Moving onto to currencies, the USD is stronger across the board not only benefiting from the move higher in UST yields but also by the increase in risk aversion with the VIX index climbing ~2point to 22.8. The BBDXY and DXY index are up around 0.35% and within G10, sterling is the outlier as the only G10 pair outperforming the greenback. The much stronger than expected UK Services PMI not only is suggesting an improved chance the UK may avoid a recession this year, but also doesn’t help the BoE’s task to cool a tight labour market and bring inflation back to target.
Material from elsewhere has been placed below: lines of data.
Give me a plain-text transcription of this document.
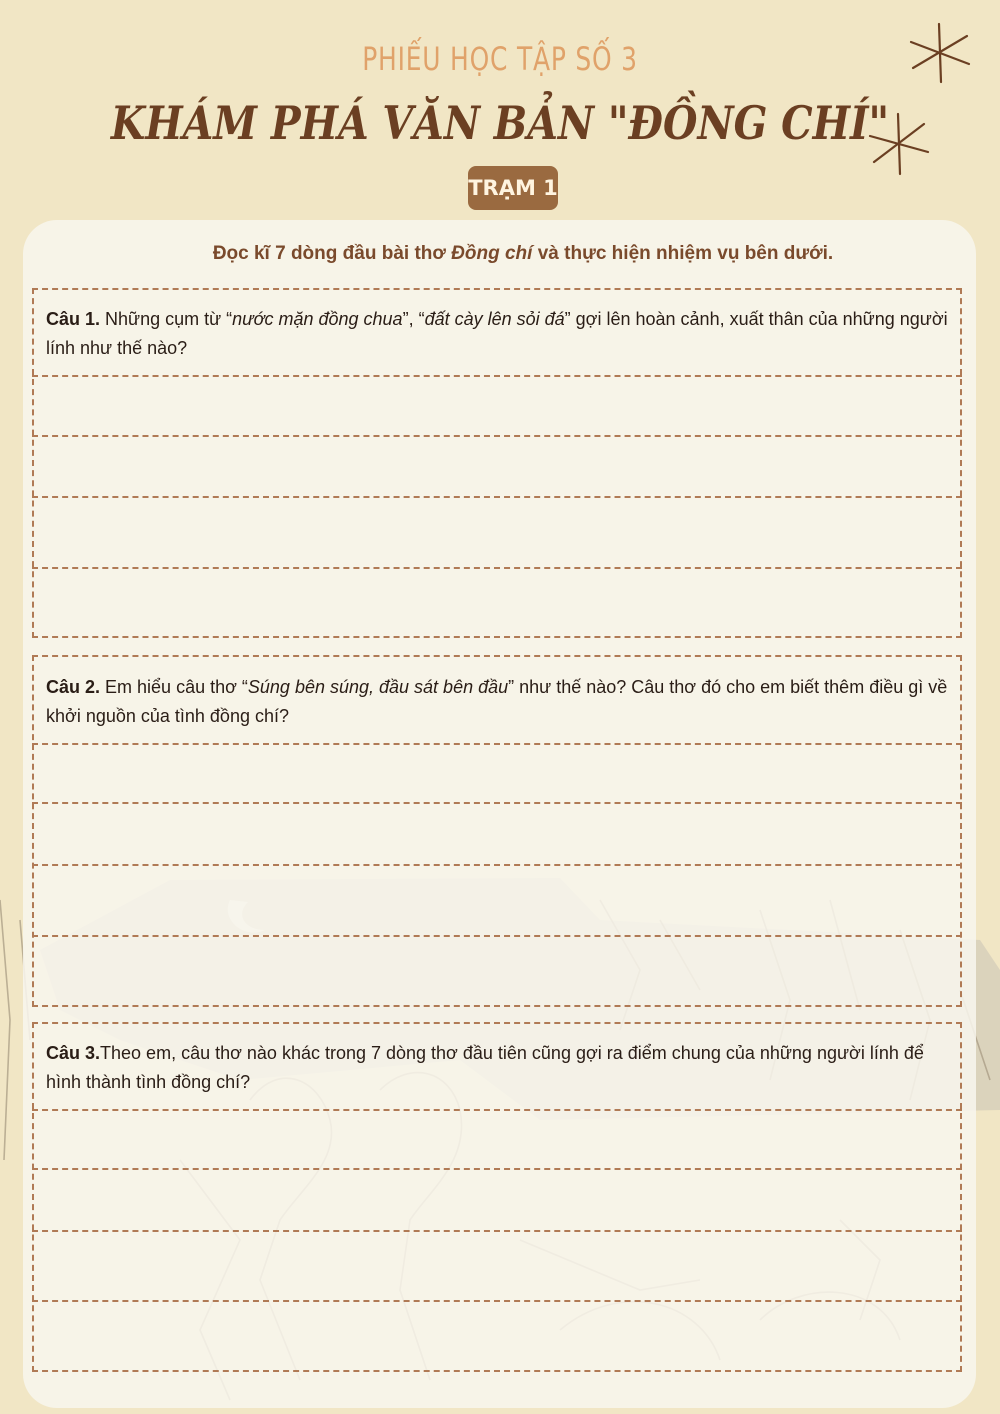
PHIẾU HỌC TẬP SỐ 3
KHÁM PHÁ VĂN BẢN "ĐỒNG CHÍ"
TRẠM 1
Đọc kĩ 7 dòng đầu bài thơ Đồng chí và thực hiện nhiệm vụ bên dưới.
Câu 1. Những cụm từ “nước mặn đồng chua”, “đất cày lên sỏi đá” gợi lên hoàn cảnh, xuất thân của những người lính như thế nào?
Câu 2. Em hiểu câu thơ “Súng bên súng, đầu sát bên đầu” như thế nào? Câu thơ đó cho em biết thêm điều gì về khởi nguồn của tình đồng chí?
Câu 3.Theo em, câu thơ nào khác trong 7 dòng thơ đầu tiên cũng gợi ra điểm chung của những người lính để hình thành tình đồng chí?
The AUD now trades at 0.6854, after climbing to an intraday high of 0.6921 yesterday during our trading hours. Yesterday the RBA minutes sounded hawkish revealing a50bps hike was discussed at the Bank’s meeting early in February. My colleague Tapas Strickland also noted that Minutes revealed “Members also noted that the cash rate was lower than policy rates in many other comparable economies. While wages growth remained lower here than elsewhere, Australia’s positive exposure to higher commodity prices and the extra savings buffers accumulated by households were estimated to be larger than in other countries.” A high WPI could change the view on wages being different to the rest of the world. WPI is out today at 11:30 am Sydney time (see more below).

Ahead of the RBNZ meeting today (more below), the kiwi is one of the weakest performers, down about 0.4% overnight to 0.6211, with key support at 0.62 holding.

In other economic news, US existing home sales were weaker than expected, falling for a twelfth consecutive month, taking the peak to trough slump to 37%. Canadian CPI inflation data showed inflation easing to 5.9% y/y, 0.2pps weaker than expected. The average of the three core measures nudged down by 0.1% to 5.6% y/y. The data supported the Bank of Canada’s “pause” guidance on rate hikes at its last meeting.

Meanwhile in Geopolitics, Russian President Vladimir Putin said Moscow would suspend its participation in the last remaining major nuclear-arms-control treaty between the US and Russia, and said he would continue Russia’s military campaign in Ukraine.

Bloomberg also reports China’s president Xi Jinping is preparing to visit Moscow for a summit with Russia’s president in the coming months. Amid scepticism from western leaders, Beijing says it wants to play a more active role aimed at ending the Russia-Ukraine conflict. President Xi could visit Russia in April or in early May.

Coming Up

  • New Zealand gets trade data ahead of the RBNZ meeting outcome at midday Sydney time. For Australia the Wage Price index (WPI) is the data release to watch (11:30 am Sydney time) with Construction work done for Q4-22 are released this morning.
  • Later in the day, Germany gets it final CPI reading for January along with the IFO survey for February (business Climate at 90.7 exp vs 90 prev.). Tonight, the US gets mortgage applications followed by the FOMC minutes early tomorrow morning.
  • Our economists expect WPI to print at 1.0% q/q and 3.5% y/y (the RBA SoMP has a forecast of 3.5% y/y). The RBA has already noted that price-wage persistence and the risks of a shift in wage and price setting behaviour could see the economy “knocked off that narrow path” to a soft landing. An upward surprise to today’s WPI could push the RBA to move deeper into restrictive territory to be able to forecast a more material softening in the labour market.
  • Our BNZ colleagues note the recent vicious weather has thrown awful curve-balls for today’s RBNZ MPS. However, we think inflationary messages will keep the RBNZ/MPC hiking its OCR, to 4.75% (from 4.25%). The case for 75bps has become a harder sell, given the emotional backdrop.
  • US FOMC Minutes out early tomorrow morning have been put back into the spotlight given Mester and Bullard’s revelations that they wanted a 50bp hike at the last meeting. Were there any others? And if so does that increase rate volatility which looks to be impacting risk assets? Markets now ascribe a 12% chance of a 50bp hike in March, while terminal fed pricing has also lifted to be above the Fed dot plot at 5.30% by July 2023.